Treasury notes? You mean those "worthless IOUs" in the trust fund?
The difference between what you made in your private account and what you have to pay back, with interest, is your "profit" -- or loss.
Derrick Max, you ignorant slut! More after the break.
But that's not the end of the story:
There are administrative costs that will reduce your accumulation by 5 percent -- according to the President's Commission to Strengthen Social Security. Or possibly a lot more: In a typical private 401(k) account, it's about three times that much.
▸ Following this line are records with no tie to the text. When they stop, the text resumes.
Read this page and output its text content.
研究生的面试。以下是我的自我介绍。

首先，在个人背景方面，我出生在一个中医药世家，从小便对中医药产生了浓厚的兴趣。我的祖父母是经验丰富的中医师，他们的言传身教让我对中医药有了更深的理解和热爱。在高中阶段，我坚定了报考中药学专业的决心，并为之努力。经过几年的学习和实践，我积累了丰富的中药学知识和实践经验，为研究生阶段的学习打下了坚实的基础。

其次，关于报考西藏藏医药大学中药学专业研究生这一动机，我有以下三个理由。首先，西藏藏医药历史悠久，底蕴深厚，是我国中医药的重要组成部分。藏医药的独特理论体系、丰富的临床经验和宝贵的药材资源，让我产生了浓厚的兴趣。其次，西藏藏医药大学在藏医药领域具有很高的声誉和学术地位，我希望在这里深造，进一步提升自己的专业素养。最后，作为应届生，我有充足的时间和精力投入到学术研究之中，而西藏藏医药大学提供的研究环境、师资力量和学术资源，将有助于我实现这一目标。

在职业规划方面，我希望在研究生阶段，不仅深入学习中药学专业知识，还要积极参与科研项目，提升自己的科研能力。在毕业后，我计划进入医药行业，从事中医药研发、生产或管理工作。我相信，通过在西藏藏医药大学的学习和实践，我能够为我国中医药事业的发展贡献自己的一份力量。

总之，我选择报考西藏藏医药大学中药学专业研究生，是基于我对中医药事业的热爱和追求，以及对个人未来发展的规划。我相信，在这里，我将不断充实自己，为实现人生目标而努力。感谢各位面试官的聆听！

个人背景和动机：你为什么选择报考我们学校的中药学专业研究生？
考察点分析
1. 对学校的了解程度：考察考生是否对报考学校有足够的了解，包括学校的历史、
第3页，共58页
You're still not home free:
The president's plan will require you to convert some or all of your accumulated sum to annual payments for the rest of your life. But this conversion is not cheap: In the private sector, it costs 10 to 20 percent of accumulated savings; if the government does it, maybe it can be kept to 5 percent.
Here's the real kicker:
Interestingly, when the government takes back the money that it lent you, it doesn't come out of the private account that it went into -- it is deducted from the benefit you receive from the traditional Social Security program. This will create the illusion that most of your benefits come from the private account -- rather than from the traditional system. This indicates that the people who designed this privatization scheme want to undermine support for the traditional Social Security system -- so as to get rid of Social Security as we know it altogether.
Wow! That means they're trying to pull strings now in order to mislead people 13 years in the future when they start retiring. I suppose that nothing these people do should surprise me at this point.